1. ¿Qué esperas de esta nueva posición? ¿Cuáles crees que serán los mayores retos?
El reto es conseguir una única voz en los 32 mercados que forman Europa, y que, de entrada, son diversos y sus perfiles no siempre idénticos. Tengo la ventaja de que soy profundamente europeísta y creo que juntos somos más y mejores, y que podemos aprovechar los activos de otros con visión, oportunidad y, sobre todo, generosidad. Para construir Europa, en Merck y en general, debemos castigar un rato al ego, elevar la vista para apreciar lo del otro y aprovechar los talentos y estilos de liderazgo disponibles para cada objetivo. Con creatividad y un cierto espíritu disruptivo. Pasar del yo al nosotros.
2. ¿Qué obstáculos te has encontrado para llegar dónde estás ahora mismo?
Pues quizás los que yo misma me haya podido poner, porque soy tan autoexigente que todo me parece poco. Dicho esto, me he sentido siempre valorada y se me han dado las oportunidades, y yo nunca he tenido problema en saltar al vacío y apostar por retos muy diversos.
a. ¿Con quién compartes tu vida?
Con mi hija Clara, de 20 años- la mayor, Irene, ya se ha emancipado- con mi padre (por temporadas) y con mi perro Bronte, un amoroso cocker Spaniel que espero que viva 100 años.
b. ¿Cuáles son tus hobbies?
Escribir autoficción, volver a las ciudades que me acogen como una más, el arte (Madrid me permite disfrutar de exposiciones distintas cada semana). Leer. Cualquier plan con mis amigas de siempre.
c. ¿Logros personales de los que te sientas orgullosa?

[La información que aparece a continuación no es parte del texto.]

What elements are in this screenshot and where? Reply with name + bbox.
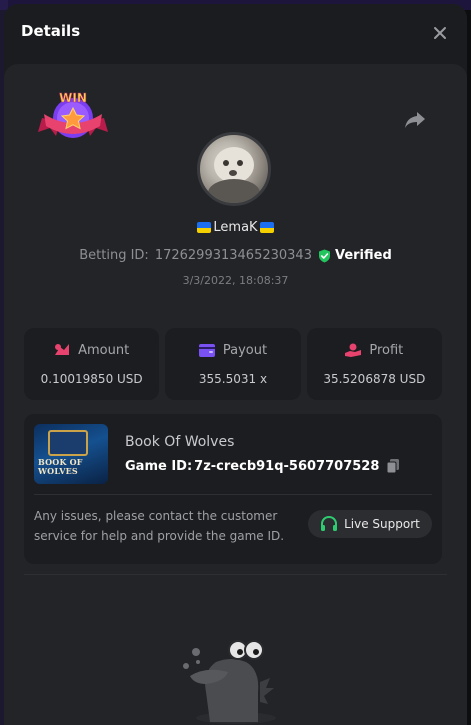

Mantener amistades de hace 40 años, haber publicado un libro –“la vida en cinco minutos” (Ed Círculo de Tiza)-, que mis hijas veinteañeras sigan queriendo pasar los veranos conmigo y los disfrutemos a lo bestia. Ser capaz de empezar de cero con entusiasmo y sin pereza.

4. De cara a este nuevo nombramiento, ¿qué estilo de liderazgo te gustaría asumir? ¿Qué características crees que debe tener una buena líder?
Pues no creo que se pueda elegir el estilo. Si tuviera que definir el mío diría que es agitador, disruptivo, “out of the box”, entusiasta y enérgico, transversal. Integrador. Y también excesivamente directo, cosa que no siempre ayuda.
5. ¿Cuál es el mejor consejo que has recibido? ¿Nos das alguno para otras mujeres del sector?
“Nadie te ha pedido tanto. Trata de ajustar expectativas internas y externas”. Y una frase del pintor Antonio López que no es consejo pero me ayuda a entender situaciones complicadas: “El cobarde se defiende como puede”.
6. ¿Un consejo para las mujeres?
El mejor liderazgo es inclusivo, reconoce el talento ajeno; es valiente, se rodea de los mejores perfiles y no teme ser alcanzado por los que vienen detrás. No renuncia al humor. Se pone en duda al menos un día a la semana. No tiene género ni permite que el género le limite o condicione. Somos lo que profundamente queremos ser. Pero a veces hay que buscar cómplices para lograrlo. Seamos cómplices, queridas colegas. Y seámoslo también con ellos, con los hombres, porque estamos en lo mismo.